Era tan educado que me dieron ganas de cogerlo en brazos y
llevarlo a su cuarto, sólo para demostrarle de qué modo apreciaba su cortesía.
Se fue. Cerró la puerta con suavidad, como si tuviera miedo
de despertar a alguien. La señora Grayle permaneció un instante con los ojos
fijos en la puerta y luego me miró recobrando una sonrisa.
(…)
— ¿Cómo te llamas?
— Phil. ¿Y tú?
— Helen.

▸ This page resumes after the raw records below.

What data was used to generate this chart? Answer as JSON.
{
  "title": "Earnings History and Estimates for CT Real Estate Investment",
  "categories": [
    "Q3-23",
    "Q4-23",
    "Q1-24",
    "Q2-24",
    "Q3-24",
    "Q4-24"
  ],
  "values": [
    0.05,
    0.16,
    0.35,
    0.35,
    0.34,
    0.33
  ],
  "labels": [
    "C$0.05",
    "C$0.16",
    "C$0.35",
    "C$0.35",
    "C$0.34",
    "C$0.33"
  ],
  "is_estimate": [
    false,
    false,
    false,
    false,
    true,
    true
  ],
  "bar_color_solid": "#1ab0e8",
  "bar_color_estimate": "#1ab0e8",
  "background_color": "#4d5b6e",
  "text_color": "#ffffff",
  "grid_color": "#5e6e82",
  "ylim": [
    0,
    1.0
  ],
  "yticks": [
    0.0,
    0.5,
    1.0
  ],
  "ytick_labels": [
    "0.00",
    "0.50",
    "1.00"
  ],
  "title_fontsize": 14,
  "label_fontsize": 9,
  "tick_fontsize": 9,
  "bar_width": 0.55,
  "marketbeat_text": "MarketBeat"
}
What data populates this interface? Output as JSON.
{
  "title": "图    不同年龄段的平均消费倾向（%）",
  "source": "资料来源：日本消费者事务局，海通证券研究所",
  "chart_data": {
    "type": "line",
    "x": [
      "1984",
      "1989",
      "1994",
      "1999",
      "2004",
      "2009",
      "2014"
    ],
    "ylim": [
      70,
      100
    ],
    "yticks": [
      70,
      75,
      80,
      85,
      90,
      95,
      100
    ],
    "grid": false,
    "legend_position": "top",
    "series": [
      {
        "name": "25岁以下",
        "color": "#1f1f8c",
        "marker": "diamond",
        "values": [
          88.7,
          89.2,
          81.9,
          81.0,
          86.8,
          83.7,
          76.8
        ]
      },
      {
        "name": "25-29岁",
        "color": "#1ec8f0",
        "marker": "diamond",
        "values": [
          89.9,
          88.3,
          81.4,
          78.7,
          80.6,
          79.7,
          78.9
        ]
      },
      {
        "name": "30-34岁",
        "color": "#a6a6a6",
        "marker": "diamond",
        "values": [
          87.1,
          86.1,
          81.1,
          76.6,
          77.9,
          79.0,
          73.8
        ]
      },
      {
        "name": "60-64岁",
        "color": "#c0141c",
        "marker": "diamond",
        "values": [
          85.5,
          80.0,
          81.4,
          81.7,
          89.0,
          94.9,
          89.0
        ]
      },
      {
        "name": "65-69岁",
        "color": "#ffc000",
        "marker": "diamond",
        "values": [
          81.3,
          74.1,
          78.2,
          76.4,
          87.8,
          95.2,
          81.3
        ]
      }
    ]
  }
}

Bésame.
Se deslizó sobre mis rodillas, me incliné y comencé a
mordisquearle la cara. Ella, mientras, entornaba los párpados y sus labios
revoloteaban por mis mejillas. Cuando llegué a su boca, la encontré
entreabierta y ardiente, con la lengua vibrando entre los dientes, como una
serpiente.
Se abrió la puerta y el señor Grayle entró en la sala,
despacio. Yo tenía cogida a la rubia, sin posibilidad de soltarla. Alcé la
cabeza y le miré. Me sentí más frío que los pies de Don Quijote el día que lo
enterraron.
La rubia no se movió de mis brazos, ni siquiera cerró los
labios. Su rostro reflejaba una expresión mitad mitad soñadora, mitad
sarcástica.
El señor Grayle carraspeó débilmente y dijo:
— Oh, perdón.
* * *
Me enderecé, me acerqué al lavabo del rincón y me mojé la
cara con agua fría. Al cabo de un rato me encontré un poco mejor, aunque sólo
un poco. Necesitaba un trago. Sí, y necesitaba un buen seguro de vida,
necesitaba vacaciones, necesitaba una buena casa en el campo. Todos mis bienes
se reducían a una americana, un sombrero y una pistola. Cargué con ellos y salí
del cuarto.
* * *
Se retiró hacia una mesa sin perderme de vista y dejó la
pistola. Luego se quitó la gabardina y se echó en mi mejor butaca. La butaca
crujió, pero resistió. Malloy se echó cómodamente hacia atrás y colocó el
revólver al alcance de su mano derecha. Extrajo un paquete de cigarrillos y con
una sacudida de muñeca se insertó uno en la boca sin tocarlo. A golpe de uña
una cerilla ardió. El acre olor del tabaco invadió la habitación.
* * *
—
¿Cuándo vas a dejar que te bese, cretino?